After seeing his first points for Lotus slip away in Canada, Pastor Maldonado is happy to be heading back to Austria for Formula 1’s first visit since 2003.
What are your thoughts ahead of Austria?
I know the track, but it was maybe ten years ago when I last raced there and it will be new for me in an F1 car. I think it should be quite good for the E22. It looks like the circuit doesn’t have too many low speed corners and the downforce and set-up is similar to Barcelona, which should help us. We will work hard to solve the problems we had in Canada so that we can reach our targets in Austria. I’m certainly optimistic that Austria will suit us better than the last two rounds.
What were the positives and negatives from Canada?
The main positive was that we were fighting for points, easily. The strategy was quite good: Starting on Prime tyres and planning only one stop. It was difficult in terms of grip at the beginning and we lost some places, which we expected because the other guys were on Super-soft tyres. But the pace came and I was competitive. We started 17th and were up to eighth place. Then we had a power unit problem and had to retire. I know we’ve had retirements before, but this was particularly difficult as we have really made progress and we could have finished well despite starting the race from so far back.
How is your morale after two tough races?
I am very motivated. I think we have some good weekends ahead of us and there are still so many races to go. The European part of the season is very important for us, so let’s push hard, do our best and for sure we will be in the points soon.

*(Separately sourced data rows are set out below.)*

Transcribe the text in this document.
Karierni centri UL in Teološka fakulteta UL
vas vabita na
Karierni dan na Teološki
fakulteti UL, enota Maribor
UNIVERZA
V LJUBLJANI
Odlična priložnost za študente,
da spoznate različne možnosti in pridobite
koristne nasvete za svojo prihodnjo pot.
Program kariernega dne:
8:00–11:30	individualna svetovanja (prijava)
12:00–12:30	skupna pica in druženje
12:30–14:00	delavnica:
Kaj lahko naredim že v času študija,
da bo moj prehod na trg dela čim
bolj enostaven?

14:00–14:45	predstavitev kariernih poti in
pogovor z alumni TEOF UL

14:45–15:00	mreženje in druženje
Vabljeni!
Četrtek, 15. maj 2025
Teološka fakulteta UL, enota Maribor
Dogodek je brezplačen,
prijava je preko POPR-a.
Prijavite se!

Do you like racing in Europe?
I like to be racing anywhere! I have raced for many years in Europe and so many of the junior categories are there. Of course, I would love to race at home too, but racing anywhere is what you want to do as a race driver. I would race on the moon if there was a race track there!
What do you remember about your last race in Austria?
It was in Formula Renault and I finished on the podium. Actually I think I won, but I don’t remember to be honest! It’s a high downforce track. Most of the corners are very quick, especially in the second sector. It’s a lot of fun to race there and I’m happy to be going back.
How is the relationship with the team?
We all know what we have to do and we are all pushing hard. Yes, we can all get frustrated, but ultimately we all want to achieve success so we remain positive. We can see how much improvement there has been with pace from the car and once we have all the reliability issues sorted we’ll be regularly fighting for points. Once we’re there, the next target is to fight for more points and then podiums. We’ve seen that the Mercedes are not perfect and can be beaten. Even they had reliability issues in Canada.
Given the start to your season, does your outlook change?
No, I still keep pushing and it’s still possible to achieve good things this year. We have had a third of the season which has been a challenge – a big challenge – but we still have two thirds of the year to go with many circuits which should suit our car. You arrive at every track with the target of having the best weekend possible and finding as much performance from the car and yourself. This does not change if you’ve had a difficult last weekend in the car. I can’t wait to get out in FP1 in Austria.